Le ministre allemand de l’Intérieur Thomas de Maizière, le ministre allemand de l’Économie et de l’Énergie Sigmar Gabriel et la chancelière allemande Angela Merkel. John MacDougall/AFP
Les révélations sur l'espionnage présumé du renseignement allemand pour le compte des États-Unis provoquaient hier des tensions dans la coalition au pouvoir à Berlin, les sociaux-démocrates questionnant pour la première fois le rôle d'Angela Merkel.

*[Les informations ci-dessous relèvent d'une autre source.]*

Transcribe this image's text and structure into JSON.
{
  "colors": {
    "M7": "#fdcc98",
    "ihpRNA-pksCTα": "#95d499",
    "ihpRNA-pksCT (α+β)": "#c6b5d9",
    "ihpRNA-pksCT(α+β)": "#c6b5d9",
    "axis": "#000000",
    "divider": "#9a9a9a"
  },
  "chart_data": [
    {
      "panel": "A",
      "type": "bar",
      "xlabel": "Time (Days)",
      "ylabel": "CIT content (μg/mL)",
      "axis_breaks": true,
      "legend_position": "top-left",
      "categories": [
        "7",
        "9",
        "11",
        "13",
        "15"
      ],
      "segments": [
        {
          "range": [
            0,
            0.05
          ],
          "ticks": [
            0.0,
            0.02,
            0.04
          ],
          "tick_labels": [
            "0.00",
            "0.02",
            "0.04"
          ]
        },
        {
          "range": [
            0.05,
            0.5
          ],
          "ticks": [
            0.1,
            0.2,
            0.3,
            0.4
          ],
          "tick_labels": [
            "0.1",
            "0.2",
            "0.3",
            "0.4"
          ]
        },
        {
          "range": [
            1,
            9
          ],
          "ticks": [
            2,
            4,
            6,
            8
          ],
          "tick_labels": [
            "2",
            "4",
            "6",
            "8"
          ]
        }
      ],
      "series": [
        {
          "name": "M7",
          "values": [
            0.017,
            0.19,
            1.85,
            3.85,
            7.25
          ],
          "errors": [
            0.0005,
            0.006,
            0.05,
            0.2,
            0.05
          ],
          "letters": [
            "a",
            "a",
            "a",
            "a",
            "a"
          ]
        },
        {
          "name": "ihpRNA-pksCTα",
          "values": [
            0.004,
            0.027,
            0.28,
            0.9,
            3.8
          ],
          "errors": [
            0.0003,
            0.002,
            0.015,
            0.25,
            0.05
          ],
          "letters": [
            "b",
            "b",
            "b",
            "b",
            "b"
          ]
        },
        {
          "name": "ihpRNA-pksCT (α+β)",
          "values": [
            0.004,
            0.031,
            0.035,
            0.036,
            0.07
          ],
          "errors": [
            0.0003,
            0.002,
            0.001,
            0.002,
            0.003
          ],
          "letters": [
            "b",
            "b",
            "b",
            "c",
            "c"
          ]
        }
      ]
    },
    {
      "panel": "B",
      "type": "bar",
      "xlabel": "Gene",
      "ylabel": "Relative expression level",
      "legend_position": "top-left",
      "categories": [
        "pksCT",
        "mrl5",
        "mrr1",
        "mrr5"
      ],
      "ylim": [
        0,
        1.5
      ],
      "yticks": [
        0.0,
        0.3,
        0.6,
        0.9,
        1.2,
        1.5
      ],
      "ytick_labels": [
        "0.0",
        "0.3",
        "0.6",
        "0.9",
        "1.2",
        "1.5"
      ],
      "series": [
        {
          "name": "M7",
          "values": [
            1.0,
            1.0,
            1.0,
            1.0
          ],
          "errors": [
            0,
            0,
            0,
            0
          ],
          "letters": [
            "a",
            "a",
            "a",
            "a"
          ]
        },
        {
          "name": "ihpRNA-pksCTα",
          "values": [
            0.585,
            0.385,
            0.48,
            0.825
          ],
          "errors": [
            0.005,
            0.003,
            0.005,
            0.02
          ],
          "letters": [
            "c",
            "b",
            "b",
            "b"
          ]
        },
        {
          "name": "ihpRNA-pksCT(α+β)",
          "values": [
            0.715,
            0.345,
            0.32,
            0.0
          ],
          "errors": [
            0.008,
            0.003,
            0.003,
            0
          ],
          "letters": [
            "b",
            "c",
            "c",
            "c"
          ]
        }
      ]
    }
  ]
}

Resté silencieux depuis la divulgation des premières informations à ce sujet fin avril, le chef du Parti social-démocrate (SPD) et ministre de l'Économie, Sigmar Gabriel, a fait savoir lundi qu'il avait interrogé la chancelière conservatrice à deux reprises à ce sujet. « Ce que nous vivons actuellement, c'est une affaire, un scandale impliquant les services secrets, susceptible de déclencher un choc très important », a déclaré au siège du SPD à Berlin celui qui porte également le titre honorifique de vice-chancelier dans le gouvernement de grande coalition entre son parti et les conservateurs (CDU/CSU). Sur la base de documents confidentiels, la presse allemande a accusé le BND (Bundesnachrichtendienst, renseignements allemands) d'avoir espionné pour l'agence américaine NSA des entreprises européennes et d'avoir surveillé de hauts responsables politiques français ou européens. Selon M. Gabriel, dans ses échanges avec la chancelière, celle-ci a récusé tout espionnage économique par le BND pour le compte de la NSA. « Je n'ai aucun doute que la chancelière a répondu correctement à mes question », a-t-il dit, ajoutant cependant : « Si tel n'était pas le cas, si le BND avait réellement participé à de l'espionnage économique (...) cela hypothéquerait gravement la confiance que l'économie allemande a dans la conduite de l'État. » Actuellement au pouvoir avec la chancelière, M. Gabriel envisagerait de l'affronter dans deux ans pour tenter de l'empêcher d'enchaîner un quatrième mandat.
Danger pour Merkel ?
Pour le politologue Carsten Koschmieder de l'Université libre de Berlin, les propos de M. Gabriel trouvent leur source dans la frustration des sociaux-démocrates. « Ces dernières années, le SPD a mis en œuvre au sein du gouvernement toutes les mesures qu'il voulait, le salaire minimum, etc. Mais dans les sondages, il reste toujours dans les choux derrière une Merkel imperturbable », observe-t-il. « Le SPD voit naturellement une chance dans cette affaire (d'espionnage) et cherche à l'utiliser pour se démarquer, et peut-être affaiblir aussi un peu la chancelière », a-t-il ajouté. Mais selon son collègue, Jens Walther, politologue de l'Université de Düsseldorf (Ouest), il s'agit assurément, « pour la coalition au pouvoir aussi probablement pour Mme Merkel, de la crise la plus grave et la plus dangereuse en dix ans d'exercice du pouvoir ». « Il semble que Mme Merkel, normalement intouchable, pourrait peut-être même trébucher », affirme M. Walther.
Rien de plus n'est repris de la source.